During a traffic stop in August 2004, petitioner had a quarrel with a local restaurateur, Trevor Downie, whose complaints about petitioner’s conduct during the stop were passed on to the Chief of Police. Shortly thereafter, a heated exchanged occurred when petitioner confronted Downie at his restaurant, *1275resulting in Downie threatening litigation against respondent Village of Corinth. Later in August 2004, petitioner reportedly learned that his paramour’s 15-year-old daughter, who worked at Downie’s restaurant, had been touched on her shoulder and low back by Downie. According to testimony by the Chief of Police, when petitioner arrived at work on the day that Downie’s alleged conduct toward the daughter of petitioner’s paramour had been reported, he was calling Downie a “child molester,” “pedophile” and “pervert,” and stating that he intended to go to the restaurant and arrest Downie.

The Chief of Police testified that he did not believe there was yet sufficient evidence for an arrest and he felt that such an arrest at that time would expose the Village to a lawsuit by Downie.
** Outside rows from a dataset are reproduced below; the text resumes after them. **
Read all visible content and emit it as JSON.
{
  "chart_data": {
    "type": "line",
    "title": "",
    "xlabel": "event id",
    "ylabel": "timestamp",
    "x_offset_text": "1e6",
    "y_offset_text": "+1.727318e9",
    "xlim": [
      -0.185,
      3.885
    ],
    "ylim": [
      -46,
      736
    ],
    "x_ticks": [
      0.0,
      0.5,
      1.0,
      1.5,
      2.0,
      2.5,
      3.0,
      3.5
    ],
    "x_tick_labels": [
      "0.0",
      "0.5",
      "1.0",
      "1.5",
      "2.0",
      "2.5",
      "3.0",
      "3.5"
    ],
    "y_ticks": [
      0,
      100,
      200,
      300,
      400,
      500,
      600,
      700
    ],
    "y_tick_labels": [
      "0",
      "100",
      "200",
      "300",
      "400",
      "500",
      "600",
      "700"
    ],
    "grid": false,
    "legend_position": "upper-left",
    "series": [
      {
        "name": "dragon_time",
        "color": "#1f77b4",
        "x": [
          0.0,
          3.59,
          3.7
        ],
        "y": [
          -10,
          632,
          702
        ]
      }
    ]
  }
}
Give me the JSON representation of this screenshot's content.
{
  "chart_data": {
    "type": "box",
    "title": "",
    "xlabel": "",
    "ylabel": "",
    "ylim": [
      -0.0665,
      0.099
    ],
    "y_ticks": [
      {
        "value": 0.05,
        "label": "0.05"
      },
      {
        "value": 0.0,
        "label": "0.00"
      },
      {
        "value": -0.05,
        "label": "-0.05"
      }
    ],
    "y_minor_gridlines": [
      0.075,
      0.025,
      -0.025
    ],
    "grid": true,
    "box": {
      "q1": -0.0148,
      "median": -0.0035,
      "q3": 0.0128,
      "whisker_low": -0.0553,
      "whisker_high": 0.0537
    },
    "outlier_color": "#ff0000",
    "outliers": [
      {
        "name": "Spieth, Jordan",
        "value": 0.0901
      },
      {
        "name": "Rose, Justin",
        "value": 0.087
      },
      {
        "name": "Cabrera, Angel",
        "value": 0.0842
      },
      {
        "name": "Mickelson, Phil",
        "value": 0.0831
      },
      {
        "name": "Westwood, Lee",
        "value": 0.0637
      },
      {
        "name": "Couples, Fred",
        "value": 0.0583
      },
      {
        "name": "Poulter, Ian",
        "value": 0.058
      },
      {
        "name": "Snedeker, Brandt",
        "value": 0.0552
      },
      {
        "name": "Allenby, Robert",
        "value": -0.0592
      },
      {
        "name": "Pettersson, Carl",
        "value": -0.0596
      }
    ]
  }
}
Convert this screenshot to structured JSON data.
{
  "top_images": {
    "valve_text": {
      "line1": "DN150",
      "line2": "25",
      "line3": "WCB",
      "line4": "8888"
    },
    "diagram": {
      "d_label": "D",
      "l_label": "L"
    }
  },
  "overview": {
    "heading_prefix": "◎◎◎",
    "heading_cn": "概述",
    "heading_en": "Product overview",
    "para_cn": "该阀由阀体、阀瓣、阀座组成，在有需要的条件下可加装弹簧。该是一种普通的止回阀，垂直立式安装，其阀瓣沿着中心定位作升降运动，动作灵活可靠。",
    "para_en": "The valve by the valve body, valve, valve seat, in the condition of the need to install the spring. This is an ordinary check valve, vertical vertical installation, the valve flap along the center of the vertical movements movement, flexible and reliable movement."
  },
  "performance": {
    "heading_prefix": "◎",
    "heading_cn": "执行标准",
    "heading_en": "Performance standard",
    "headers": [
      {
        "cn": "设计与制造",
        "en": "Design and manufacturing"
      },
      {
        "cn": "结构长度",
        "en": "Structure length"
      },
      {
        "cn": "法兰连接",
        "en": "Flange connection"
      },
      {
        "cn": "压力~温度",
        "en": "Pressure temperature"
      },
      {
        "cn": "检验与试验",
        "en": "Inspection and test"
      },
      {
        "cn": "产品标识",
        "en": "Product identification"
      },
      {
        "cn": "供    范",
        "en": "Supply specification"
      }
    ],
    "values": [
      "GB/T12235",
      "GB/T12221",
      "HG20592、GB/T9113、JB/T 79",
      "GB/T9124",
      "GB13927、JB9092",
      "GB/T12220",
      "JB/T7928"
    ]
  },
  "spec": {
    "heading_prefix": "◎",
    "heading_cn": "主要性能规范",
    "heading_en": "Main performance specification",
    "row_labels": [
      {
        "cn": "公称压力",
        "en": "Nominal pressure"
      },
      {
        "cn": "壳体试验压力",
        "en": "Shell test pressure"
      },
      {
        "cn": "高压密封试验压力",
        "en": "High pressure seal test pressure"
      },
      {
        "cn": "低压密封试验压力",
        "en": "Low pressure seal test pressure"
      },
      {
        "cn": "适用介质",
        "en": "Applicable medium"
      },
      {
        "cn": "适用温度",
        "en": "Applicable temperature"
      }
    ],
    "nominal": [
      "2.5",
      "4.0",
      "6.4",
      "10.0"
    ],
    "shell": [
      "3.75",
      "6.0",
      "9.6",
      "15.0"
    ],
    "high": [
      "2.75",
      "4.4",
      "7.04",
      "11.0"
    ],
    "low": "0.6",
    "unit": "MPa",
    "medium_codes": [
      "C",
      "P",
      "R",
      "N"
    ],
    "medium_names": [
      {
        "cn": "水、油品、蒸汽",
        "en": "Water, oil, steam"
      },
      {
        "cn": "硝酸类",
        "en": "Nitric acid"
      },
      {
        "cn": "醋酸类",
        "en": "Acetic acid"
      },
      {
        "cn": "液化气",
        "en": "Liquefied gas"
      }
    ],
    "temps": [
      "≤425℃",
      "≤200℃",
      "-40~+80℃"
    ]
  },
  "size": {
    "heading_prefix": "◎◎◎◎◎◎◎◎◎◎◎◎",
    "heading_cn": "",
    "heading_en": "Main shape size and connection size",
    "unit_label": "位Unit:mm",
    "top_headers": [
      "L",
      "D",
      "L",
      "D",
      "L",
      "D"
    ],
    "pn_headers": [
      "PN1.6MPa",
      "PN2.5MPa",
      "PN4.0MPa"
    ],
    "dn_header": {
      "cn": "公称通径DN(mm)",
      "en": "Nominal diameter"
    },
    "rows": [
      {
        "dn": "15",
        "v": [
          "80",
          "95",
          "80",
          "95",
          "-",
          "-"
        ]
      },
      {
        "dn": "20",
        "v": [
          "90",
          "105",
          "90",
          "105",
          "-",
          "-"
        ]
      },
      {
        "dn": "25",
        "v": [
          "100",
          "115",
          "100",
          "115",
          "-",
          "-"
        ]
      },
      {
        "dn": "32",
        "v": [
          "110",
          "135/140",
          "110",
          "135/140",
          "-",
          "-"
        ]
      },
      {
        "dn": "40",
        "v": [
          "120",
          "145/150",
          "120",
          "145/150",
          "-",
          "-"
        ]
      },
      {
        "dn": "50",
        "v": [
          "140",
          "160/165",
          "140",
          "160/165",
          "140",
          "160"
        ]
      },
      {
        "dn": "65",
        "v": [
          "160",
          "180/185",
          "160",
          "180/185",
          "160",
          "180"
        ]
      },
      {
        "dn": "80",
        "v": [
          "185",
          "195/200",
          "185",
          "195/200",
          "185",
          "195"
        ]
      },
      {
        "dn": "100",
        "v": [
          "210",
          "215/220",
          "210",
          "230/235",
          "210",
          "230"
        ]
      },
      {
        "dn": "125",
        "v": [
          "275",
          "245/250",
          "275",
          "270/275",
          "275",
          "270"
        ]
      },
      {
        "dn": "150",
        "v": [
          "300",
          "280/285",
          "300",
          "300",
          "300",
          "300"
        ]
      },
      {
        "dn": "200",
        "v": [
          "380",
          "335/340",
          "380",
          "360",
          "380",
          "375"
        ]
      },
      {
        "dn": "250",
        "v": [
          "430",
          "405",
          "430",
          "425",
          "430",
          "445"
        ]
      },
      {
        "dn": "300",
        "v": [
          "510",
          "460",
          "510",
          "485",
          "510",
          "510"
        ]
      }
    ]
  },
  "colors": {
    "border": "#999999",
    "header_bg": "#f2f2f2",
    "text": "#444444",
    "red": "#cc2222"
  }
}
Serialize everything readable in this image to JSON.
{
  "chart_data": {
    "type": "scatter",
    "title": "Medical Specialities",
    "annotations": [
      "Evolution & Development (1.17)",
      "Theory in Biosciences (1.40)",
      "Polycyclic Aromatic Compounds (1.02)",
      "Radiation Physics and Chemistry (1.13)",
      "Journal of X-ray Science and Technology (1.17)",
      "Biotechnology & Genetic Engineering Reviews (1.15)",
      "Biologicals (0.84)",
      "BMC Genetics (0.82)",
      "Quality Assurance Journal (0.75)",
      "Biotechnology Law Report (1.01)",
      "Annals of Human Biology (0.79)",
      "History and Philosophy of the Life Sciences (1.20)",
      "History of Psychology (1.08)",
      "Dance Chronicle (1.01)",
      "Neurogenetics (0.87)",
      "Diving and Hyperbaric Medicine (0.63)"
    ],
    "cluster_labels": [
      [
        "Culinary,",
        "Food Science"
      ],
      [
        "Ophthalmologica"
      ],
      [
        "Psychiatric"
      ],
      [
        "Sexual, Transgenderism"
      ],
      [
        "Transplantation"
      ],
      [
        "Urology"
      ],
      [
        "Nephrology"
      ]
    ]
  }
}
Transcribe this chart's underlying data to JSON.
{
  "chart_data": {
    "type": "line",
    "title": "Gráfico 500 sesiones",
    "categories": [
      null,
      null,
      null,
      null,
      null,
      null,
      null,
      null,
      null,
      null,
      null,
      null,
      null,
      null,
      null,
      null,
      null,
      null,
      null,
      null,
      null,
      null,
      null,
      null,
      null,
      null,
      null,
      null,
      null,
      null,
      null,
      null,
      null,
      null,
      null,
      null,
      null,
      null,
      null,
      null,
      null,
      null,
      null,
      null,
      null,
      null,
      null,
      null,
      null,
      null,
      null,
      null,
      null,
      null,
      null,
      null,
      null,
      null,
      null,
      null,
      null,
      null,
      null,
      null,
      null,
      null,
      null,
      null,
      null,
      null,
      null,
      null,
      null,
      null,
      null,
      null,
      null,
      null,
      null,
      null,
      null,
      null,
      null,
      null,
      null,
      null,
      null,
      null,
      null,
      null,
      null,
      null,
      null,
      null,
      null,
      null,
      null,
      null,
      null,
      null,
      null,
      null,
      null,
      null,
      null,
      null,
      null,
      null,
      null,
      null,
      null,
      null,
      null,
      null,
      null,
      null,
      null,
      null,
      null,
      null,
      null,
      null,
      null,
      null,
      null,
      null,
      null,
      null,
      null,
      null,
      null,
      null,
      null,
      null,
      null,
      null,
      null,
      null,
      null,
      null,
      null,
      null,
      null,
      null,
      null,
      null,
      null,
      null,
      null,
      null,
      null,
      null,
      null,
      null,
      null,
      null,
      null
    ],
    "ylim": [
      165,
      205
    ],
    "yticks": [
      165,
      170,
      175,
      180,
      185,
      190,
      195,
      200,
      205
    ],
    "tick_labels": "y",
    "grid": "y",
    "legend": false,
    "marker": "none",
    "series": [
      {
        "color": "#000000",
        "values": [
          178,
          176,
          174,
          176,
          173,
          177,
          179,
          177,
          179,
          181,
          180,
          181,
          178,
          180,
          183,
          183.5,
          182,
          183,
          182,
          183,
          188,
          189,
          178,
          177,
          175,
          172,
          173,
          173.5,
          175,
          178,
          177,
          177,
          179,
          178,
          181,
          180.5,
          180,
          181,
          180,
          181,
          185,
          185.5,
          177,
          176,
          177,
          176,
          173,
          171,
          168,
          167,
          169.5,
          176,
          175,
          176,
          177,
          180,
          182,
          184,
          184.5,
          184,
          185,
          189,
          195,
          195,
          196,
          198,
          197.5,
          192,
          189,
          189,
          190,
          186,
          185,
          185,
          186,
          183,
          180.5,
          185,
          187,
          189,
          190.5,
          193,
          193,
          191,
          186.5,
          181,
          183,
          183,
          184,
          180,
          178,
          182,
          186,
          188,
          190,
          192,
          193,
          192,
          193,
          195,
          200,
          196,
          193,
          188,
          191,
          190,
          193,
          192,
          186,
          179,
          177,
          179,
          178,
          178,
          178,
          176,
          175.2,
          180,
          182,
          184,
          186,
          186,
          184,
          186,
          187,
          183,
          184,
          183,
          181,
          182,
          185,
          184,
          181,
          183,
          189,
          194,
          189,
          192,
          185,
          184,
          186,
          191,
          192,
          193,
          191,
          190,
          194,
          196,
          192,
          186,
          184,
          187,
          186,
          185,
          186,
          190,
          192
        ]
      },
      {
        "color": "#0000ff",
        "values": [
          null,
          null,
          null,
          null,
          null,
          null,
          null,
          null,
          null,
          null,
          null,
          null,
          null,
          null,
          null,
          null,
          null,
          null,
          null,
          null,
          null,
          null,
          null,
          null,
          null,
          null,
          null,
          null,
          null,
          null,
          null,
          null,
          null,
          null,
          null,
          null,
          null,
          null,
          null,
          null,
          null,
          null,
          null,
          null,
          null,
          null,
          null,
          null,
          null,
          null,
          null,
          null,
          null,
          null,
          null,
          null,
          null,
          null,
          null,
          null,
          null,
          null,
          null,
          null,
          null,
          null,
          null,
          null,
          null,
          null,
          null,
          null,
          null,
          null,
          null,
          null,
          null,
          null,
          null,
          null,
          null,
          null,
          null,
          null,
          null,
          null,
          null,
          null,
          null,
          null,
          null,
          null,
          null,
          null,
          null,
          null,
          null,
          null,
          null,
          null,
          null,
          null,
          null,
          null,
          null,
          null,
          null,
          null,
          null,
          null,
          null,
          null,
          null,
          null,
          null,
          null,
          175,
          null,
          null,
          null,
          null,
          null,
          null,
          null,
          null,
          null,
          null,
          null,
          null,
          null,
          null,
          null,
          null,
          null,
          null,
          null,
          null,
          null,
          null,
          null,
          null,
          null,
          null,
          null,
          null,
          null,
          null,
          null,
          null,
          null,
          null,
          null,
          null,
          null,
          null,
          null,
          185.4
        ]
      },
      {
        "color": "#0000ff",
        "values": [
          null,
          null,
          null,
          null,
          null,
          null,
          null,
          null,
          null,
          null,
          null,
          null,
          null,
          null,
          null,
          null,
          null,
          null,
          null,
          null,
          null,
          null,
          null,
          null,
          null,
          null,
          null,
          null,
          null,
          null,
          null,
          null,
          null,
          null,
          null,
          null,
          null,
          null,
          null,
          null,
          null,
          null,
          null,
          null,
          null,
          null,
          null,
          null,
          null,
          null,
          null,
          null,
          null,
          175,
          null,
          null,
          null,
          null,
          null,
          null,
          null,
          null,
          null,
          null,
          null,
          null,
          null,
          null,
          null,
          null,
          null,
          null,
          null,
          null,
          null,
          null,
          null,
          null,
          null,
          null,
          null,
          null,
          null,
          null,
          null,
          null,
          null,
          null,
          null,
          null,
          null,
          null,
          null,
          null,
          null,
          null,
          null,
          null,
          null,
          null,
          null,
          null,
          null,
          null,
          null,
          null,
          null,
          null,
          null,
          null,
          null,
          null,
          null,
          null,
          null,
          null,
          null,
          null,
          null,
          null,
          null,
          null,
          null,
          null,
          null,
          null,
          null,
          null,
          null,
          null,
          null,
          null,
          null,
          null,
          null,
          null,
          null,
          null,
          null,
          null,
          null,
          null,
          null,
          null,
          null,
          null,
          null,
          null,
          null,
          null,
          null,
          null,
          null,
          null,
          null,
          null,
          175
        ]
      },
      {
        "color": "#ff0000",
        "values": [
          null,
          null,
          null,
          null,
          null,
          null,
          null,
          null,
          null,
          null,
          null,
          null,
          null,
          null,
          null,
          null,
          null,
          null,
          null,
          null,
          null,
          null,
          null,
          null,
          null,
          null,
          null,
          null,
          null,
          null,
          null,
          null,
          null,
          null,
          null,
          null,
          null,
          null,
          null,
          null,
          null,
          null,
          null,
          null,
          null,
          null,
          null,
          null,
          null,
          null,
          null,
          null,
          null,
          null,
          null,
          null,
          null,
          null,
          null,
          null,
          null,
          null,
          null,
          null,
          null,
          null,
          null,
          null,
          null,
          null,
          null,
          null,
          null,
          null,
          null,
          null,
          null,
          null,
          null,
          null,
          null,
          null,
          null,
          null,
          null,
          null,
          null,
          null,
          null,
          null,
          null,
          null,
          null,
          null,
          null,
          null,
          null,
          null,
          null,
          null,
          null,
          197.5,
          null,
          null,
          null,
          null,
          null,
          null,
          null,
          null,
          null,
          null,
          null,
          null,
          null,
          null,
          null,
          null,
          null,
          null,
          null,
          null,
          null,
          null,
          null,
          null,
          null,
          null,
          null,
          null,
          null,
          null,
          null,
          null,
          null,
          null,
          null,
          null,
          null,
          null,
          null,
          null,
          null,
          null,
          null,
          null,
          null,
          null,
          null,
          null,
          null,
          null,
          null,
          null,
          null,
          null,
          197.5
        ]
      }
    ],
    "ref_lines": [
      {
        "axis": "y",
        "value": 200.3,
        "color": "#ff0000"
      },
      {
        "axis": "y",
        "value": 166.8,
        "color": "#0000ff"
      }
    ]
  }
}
He further believed that petitioner had demonstrated that he lacked impartiality as to any investigation of Downie. The Chief of Police thus ordered petitioner to stop any investigation or contact with Downie, and informed him that another officer would be assigned to the case. Later the same day that the order by the Chief of Police had been given, petitioner went to the residence of another female employee of Downie and, although she did not want to get involved, he obtained a statement from her regarding alleged improper touching by Downie. Rather than file the statement at the police station, he kept it in his personal possession, and he also did not report his activities in the police blotter. The female employee soon requested that the statement be returned and destroyed. There is sufficient proof to establish substantial evidence of insubordination (see Matter of Eck v County of Delaware, 36 AD3d at 1183).

Petitioner’s contention that he reasonably believed the Chief of Police’s order was unlawful rests upon credibility determinations that the Hearing Officer resolved against him. His assertion that the subsequent investigation of Downie was lackluster, even if true, does not provide an after-the-fact justification for his insubordination. Nor does the fact that, eventually, significant proof surfaced that Downie (who is now deceased) had been improperly touching female employees.

Petitioner contends that the penalty was excessive. The penalty will not be disturbed unless it is “so disproportionate as to be shocking to one’s sense of fairness” (Matter of Collins v Parishville-Hopkinton Cent. School Dist., 274 AD2d 732, 734 [2000]; see Matter of Bottari v Saratoga Springs City School Dist., 3 AD3d 832, 833 [2004]). Petitioner, an employee of short duration, disobeyed a direct order almost immediately after it was given in a matter in which he had a considerable emotional involvement. In doing so, he displayed conduct clearly at odds *1276with the strict discipline necessary to effectively operate a police department (see Matter of Coyle v Rozzi, 199 AD2d 391, 392 [1993]). While a lesser penalty would have been appropriate, we are unpersuaded that the penalty imposed was shocking under the circumstances.

Petitioner’s argument that he was denied a fair hearing because the same Hearing Officer was used after reversal and remand as presided at the initial hearing was not preserved by an objection at the time of the second hearing (see Matter of Rice v Belfiore, 15 Misc 3d 1105[A], 2007 NY Slip Op 50511[U], *5 [2007]). In any event, the record fails to establish merit to this argument (see Matter of Compasso v Sheriff of Sullivan County, 29 AD3d 1064, 1064-1065 [2006]).

Cardona, P.J., Carpinello, Kane and Malone Jr., JJ., concur. Adjudged that the determination is confirmed, without costs, and petition dismissed.

A dispute between the parties regarding petitioner’s pay while suspended previously reached this Court (Matter of Longton v Village of Corinth, 49 AD3d 995 [2008]).